Saturday, August 29, 2009

A Letter of Introduction

http://www.gutenberg.org/files/29425/29425-h/29425-h.htm

The Project Gutenberg EBook of The Confessions of a Caricaturist, Vol. 1 (of 2), by Harry Furniss

Harry Furniss, The Confessions of a Caricaturist, vol. 1 (New York & London: Harper & Brothers, 1902), p. 34

A propos of letters of introduction, I am reminded of a brother artist, who, although a caricaturist, was entirely devoid of guile, and, in addition, was as absent-minded as the popularly-accepted type of ardent scientist or professor of ultra-abstruse subject. Well, this curious species of satirist was setting forth on travels in foreign climes, and in order to lighten in some measure the vicissitudes inseparable from peripatetic wandering, he was provided with a letter of introduction to a certain British consul. The writer of this letter enclosed it in one to my friend, in which he said that he would find the consul a most arrant snob, and a bumptious, arrogant humbug as well—in fact, a cad to the backbone; but that he (my friend) was not to mind this, for, as he could claim acquaintanceship with several dukes and duchesses, all he had to do was to trot out their names for the edification of the consul, who would then render him every attention, and thus compensate him to some extent for having to come into contact with such an insufferable vulgarian. On the return of the guileless satirist to England the writer of the letter of introduction inquired how he had fared with the consul, and great was his surprise to hear him drawl out, in his habitual lethargic manner:

"Well, my dear fellow, he did not receive me very warmly, and he did not ask me to dinner. In fact, he struck me as being rather cool."

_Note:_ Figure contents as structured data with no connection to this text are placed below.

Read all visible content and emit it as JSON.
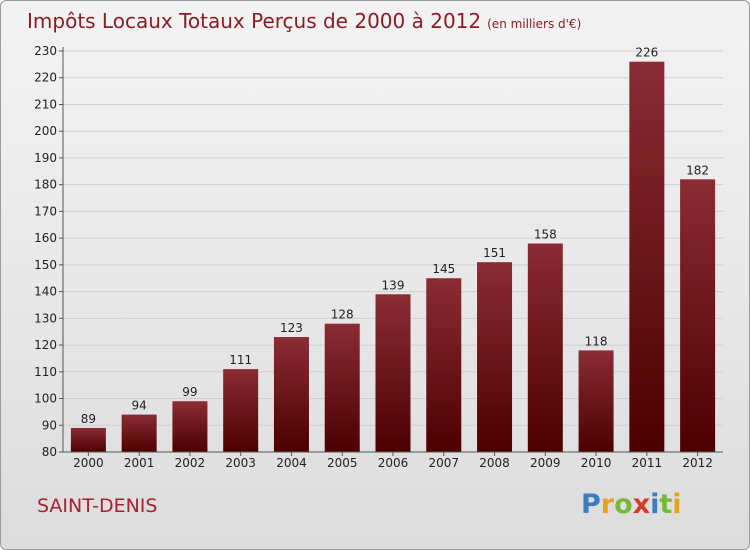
{
  "chart_data": {
    "type": "bar",
    "title": "Impôts Locaux Totaux Perçus de 2000 à 2012",
    "subtitle": "(en milliers d'€)",
    "categories": [
      "2000",
      "2001",
      "2002",
      "2003",
      "2004",
      "2005",
      "2006",
      "2007",
      "2008",
      "2009",
      "2010",
      "2011",
      "2012"
    ],
    "values": [
      89,
      94,
      99,
      111,
      123,
      128,
      139,
      145,
      151,
      158,
      118,
      226,
      182
    ],
    "ylim": [
      80,
      230
    ],
    "yticks": [
      80,
      90,
      100,
      110,
      120,
      130,
      140,
      150,
      160,
      170,
      180,
      190,
      200,
      210,
      220,
      230
    ],
    "xlabel": "",
    "ylabel": "",
    "grid": true
  },
  "footer": {
    "city": "SAINT-DENIS",
    "logo_letters": [
      "P",
      "r",
      "o",
      "x",
      "i",
      "t",
      "i"
    ],
    "logo_colors": [
      "#3a7cc4",
      "#e8a020",
      "#7bb83a",
      "#d63a2c",
      "#3a7cc4",
      "#7bb83a",
      "#e8a020"
    ]
  },
  "colors": {
    "title": "#8b1c24",
    "bar_top": "#8a2c33",
    "bar_bottom": "#4d0000"
  }
}
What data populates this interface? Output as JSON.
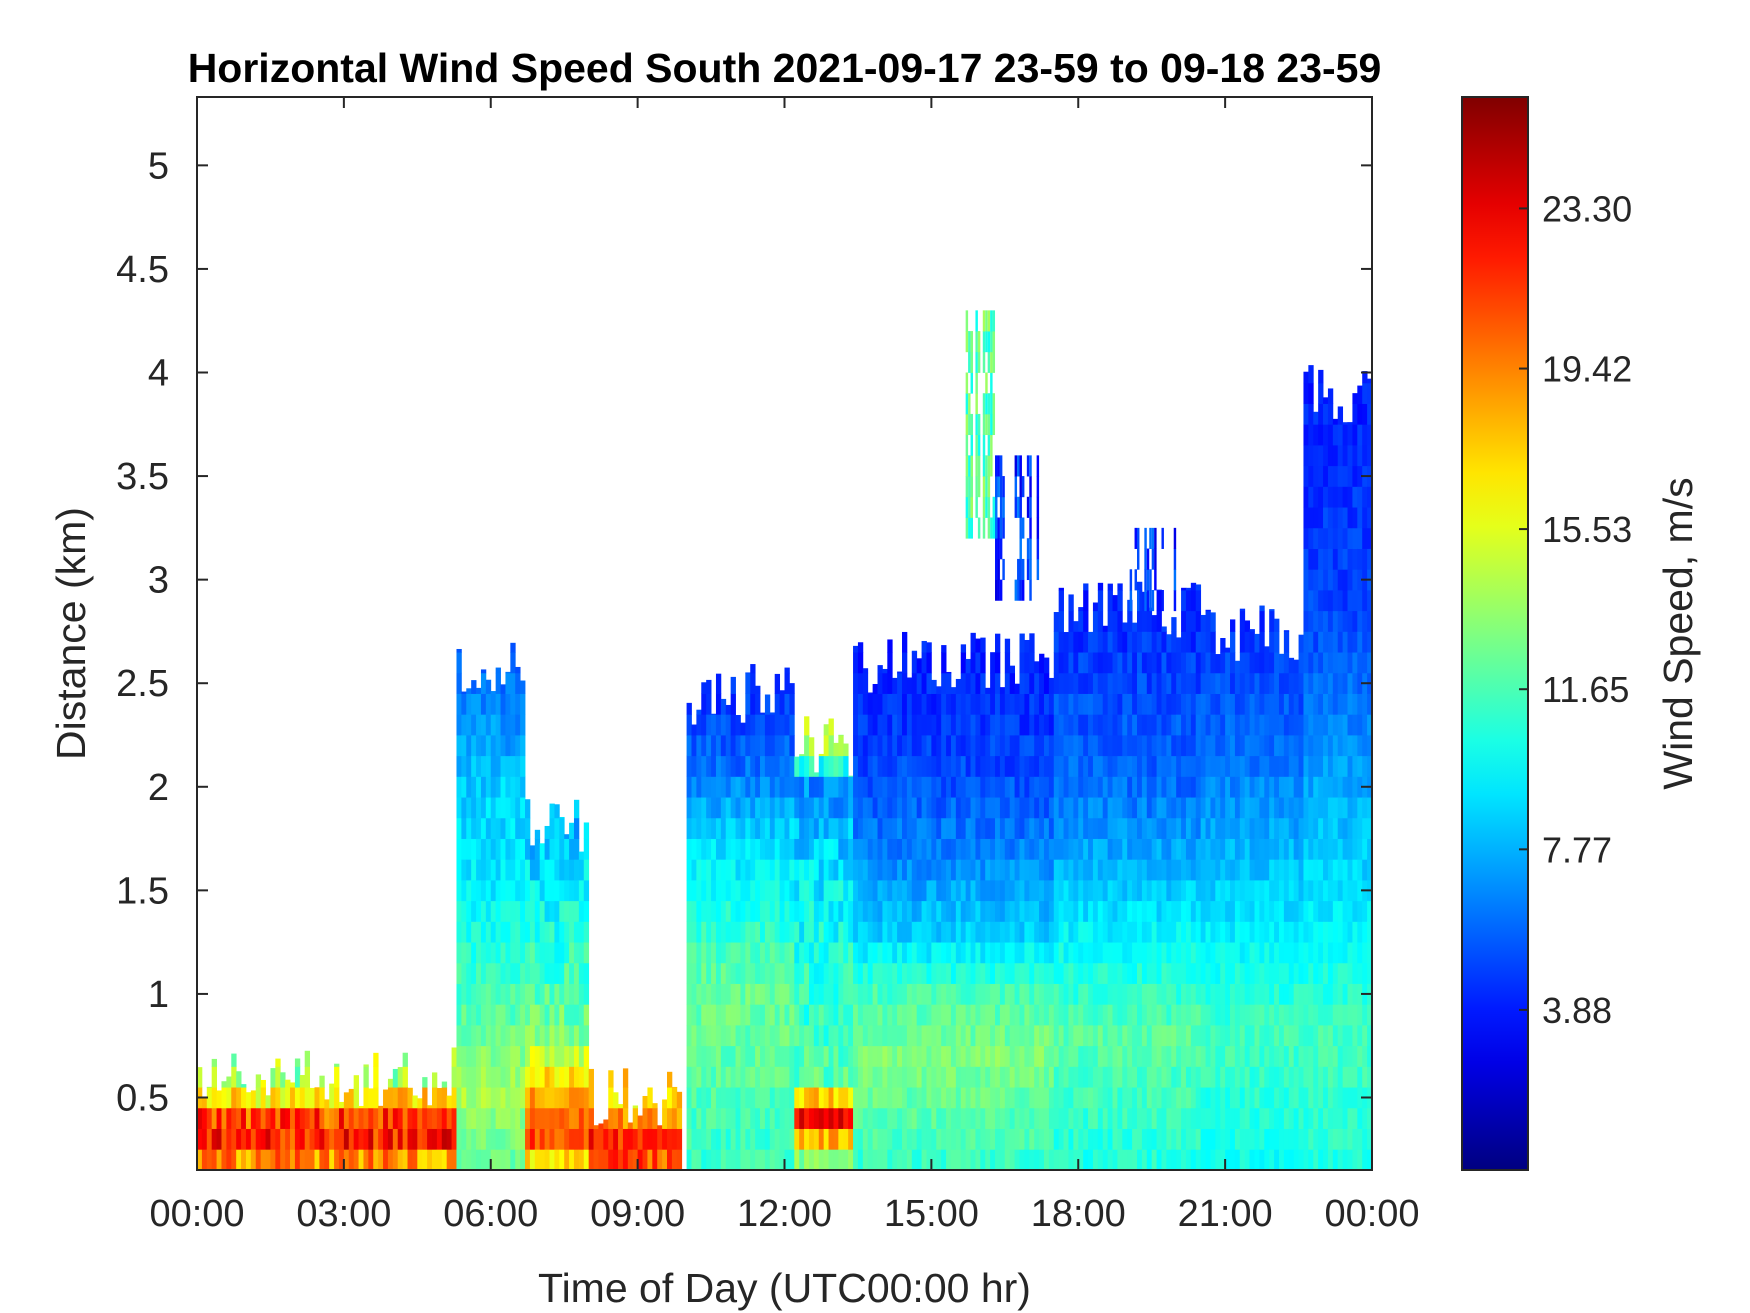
{
  "chart_data": {
    "type": "heatmap",
    "title": "Horizontal Wind Speed South 2021-09-17 23-59 to 09-18 23-59",
    "xlabel": "Time of Day (UTC00:00 hr)",
    "ylabel": "Distance (km)",
    "xlim_hours": [
      0,
      24
    ],
    "ylim_km": [
      0.15,
      5.33
    ],
    "x_ticks": [
      {
        "value": 0,
        "label": "00:00"
      },
      {
        "value": 3,
        "label": "03:00"
      },
      {
        "value": 6,
        "label": "06:00"
      },
      {
        "value": 9,
        "label": "09:00"
      },
      {
        "value": 12,
        "label": "12:00"
      },
      {
        "value": 15,
        "label": "15:00"
      },
      {
        "value": 18,
        "label": "18:00"
      },
      {
        "value": 21,
        "label": "21:00"
      },
      {
        "value": 24,
        "label": "00:00"
      }
    ],
    "y_ticks": [
      {
        "value": 0.5,
        "label": "0.5"
      },
      {
        "value": 1,
        "label": "1"
      },
      {
        "value": 1.5,
        "label": "1.5"
      },
      {
        "value": 2,
        "label": "2"
      },
      {
        "value": 2.5,
        "label": "2.5"
      },
      {
        "value": 3,
        "label": "3"
      },
      {
        "value": 3.5,
        "label": "3.5"
      },
      {
        "value": 4,
        "label": "4"
      },
      {
        "value": 4.5,
        "label": "4.5"
      },
      {
        "value": 5,
        "label": "5"
      }
    ],
    "colorbar": {
      "label": "Wind Speed, m/s",
      "range": [
        0,
        26
      ],
      "colormap": "jet",
      "ticks": [
        {
          "value": 3.88,
          "label": "3.88"
        },
        {
          "value": 7.77,
          "label": "7.77"
        },
        {
          "value": 11.65,
          "label": "11.65"
        },
        {
          "value": 15.53,
          "label": "15.53"
        },
        {
          "value": 19.42,
          "label": "19.42"
        },
        {
          "value": 23.3,
          "label": "23.30"
        }
      ]
    },
    "range_gate_km": 0.1,
    "time_step_hours": 0.1,
    "segments": [
      {
        "t_start": 0.0,
        "t_end": 5.3,
        "top_km": 0.6,
        "profile": [
          [
            0.15,
            16
          ],
          [
            0.2,
            19
          ],
          [
            0.3,
            22
          ],
          [
            0.4,
            21
          ],
          [
            0.5,
            17
          ],
          [
            0.6,
            14
          ]
        ],
        "noise": 2.5
      },
      {
        "t_start": 5.3,
        "t_end": 6.7,
        "top_km": 2.6,
        "profile": [
          [
            0.15,
            12
          ],
          [
            0.5,
            14
          ],
          [
            1.0,
            11.5
          ],
          [
            1.5,
            9.5
          ],
          [
            2.0,
            8.5
          ],
          [
            2.4,
            6.5
          ],
          [
            2.6,
            5.5
          ]
        ],
        "noise": 1.0
      },
      {
        "t_start": 6.7,
        "t_end": 8.0,
        "top_km": 1.8,
        "profile": [
          [
            0.15,
            15
          ],
          [
            0.3,
            21
          ],
          [
            0.5,
            19
          ],
          [
            0.8,
            13
          ],
          [
            1.2,
            11
          ],
          [
            1.8,
            8
          ]
        ],
        "noise": 1.5
      },
      {
        "t_start": 8.0,
        "t_end": 9.9,
        "top_km": 0.5,
        "profile": [
          [
            0.15,
            20
          ],
          [
            0.3,
            22
          ],
          [
            0.5,
            17
          ]
        ],
        "noise": 2.0
      },
      {
        "t_start": 10.0,
        "t_end": 12.2,
        "top_km": 2.45,
        "profile": [
          [
            0.15,
            11
          ],
          [
            0.6,
            12
          ],
          [
            1.0,
            12.5
          ],
          [
            1.5,
            10
          ],
          [
            1.8,
            8.5
          ],
          [
            2.1,
            6
          ],
          [
            2.45,
            4.5
          ]
        ],
        "noise": 1.0
      },
      {
        "t_start": 12.2,
        "t_end": 13.4,
        "top_km": 2.2,
        "profile": [
          [
            0.15,
            11
          ],
          [
            0.4,
            23
          ],
          [
            0.6,
            12
          ],
          [
            1.0,
            11
          ],
          [
            1.5,
            9.5
          ],
          [
            2.0,
            7
          ],
          [
            2.2,
            14
          ]
        ],
        "noise": 1.5
      },
      {
        "t_start": 13.4,
        "t_end": 17.5,
        "top_km": 2.6,
        "profile": [
          [
            0.15,
            11
          ],
          [
            0.7,
            13
          ],
          [
            1.0,
            11.5
          ],
          [
            1.3,
            8.5
          ],
          [
            1.7,
            6.5
          ],
          [
            2.1,
            5
          ],
          [
            2.6,
            4
          ]
        ],
        "noise": 0.9
      },
      {
        "t_start": 17.5,
        "t_end": 20.5,
        "top_km": 2.85,
        "profile": [
          [
            0.15,
            10.5
          ],
          [
            0.8,
            12
          ],
          [
            1.2,
            10
          ],
          [
            1.6,
            8
          ],
          [
            2.0,
            6
          ],
          [
            2.5,
            5
          ],
          [
            2.85,
            4.2
          ]
        ],
        "noise": 0.9
      },
      {
        "t_start": 20.5,
        "t_end": 22.6,
        "top_km": 2.75,
        "profile": [
          [
            0.15,
            10
          ],
          [
            0.8,
            11.5
          ],
          [
            1.4,
            9
          ],
          [
            1.8,
            7.5
          ],
          [
            2.2,
            6
          ],
          [
            2.75,
            4.5
          ]
        ],
        "noise": 0.8
      },
      {
        "t_start": 22.6,
        "t_end": 24.0,
        "top_km": 3.9,
        "profile": [
          [
            0.15,
            10.5
          ],
          [
            0.8,
            11.5
          ],
          [
            1.5,
            9
          ],
          [
            2.2,
            7
          ],
          [
            2.8,
            5
          ],
          [
            3.4,
            4.5
          ],
          [
            3.9,
            4
          ]
        ],
        "noise": 0.8
      }
    ],
    "patches": [
      {
        "t_start": 15.7,
        "t_end": 16.3,
        "bottom_km": 3.2,
        "top_km": 4.3,
        "value": 12
      },
      {
        "t_start": 16.3,
        "t_end": 17.2,
        "bottom_km": 2.9,
        "top_km": 3.6,
        "value": 4.5
      },
      {
        "t_start": 19.0,
        "t_end": 20.0,
        "bottom_km": 2.85,
        "top_km": 3.25,
        "value": 4.5
      }
    ]
  }
}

"Well, you do surprise me!" rejoined his friend. "He's a horrible cad, as I told you in my letter, but he's awfully hospitable, and I really can't understand what you tell me. You gave him my letter of introduction?"

"Well, I thought so," said my friend; "but, do you know, on my journey home I discovered it in my pocket-book, so I must have handed him instead your note to me about him!"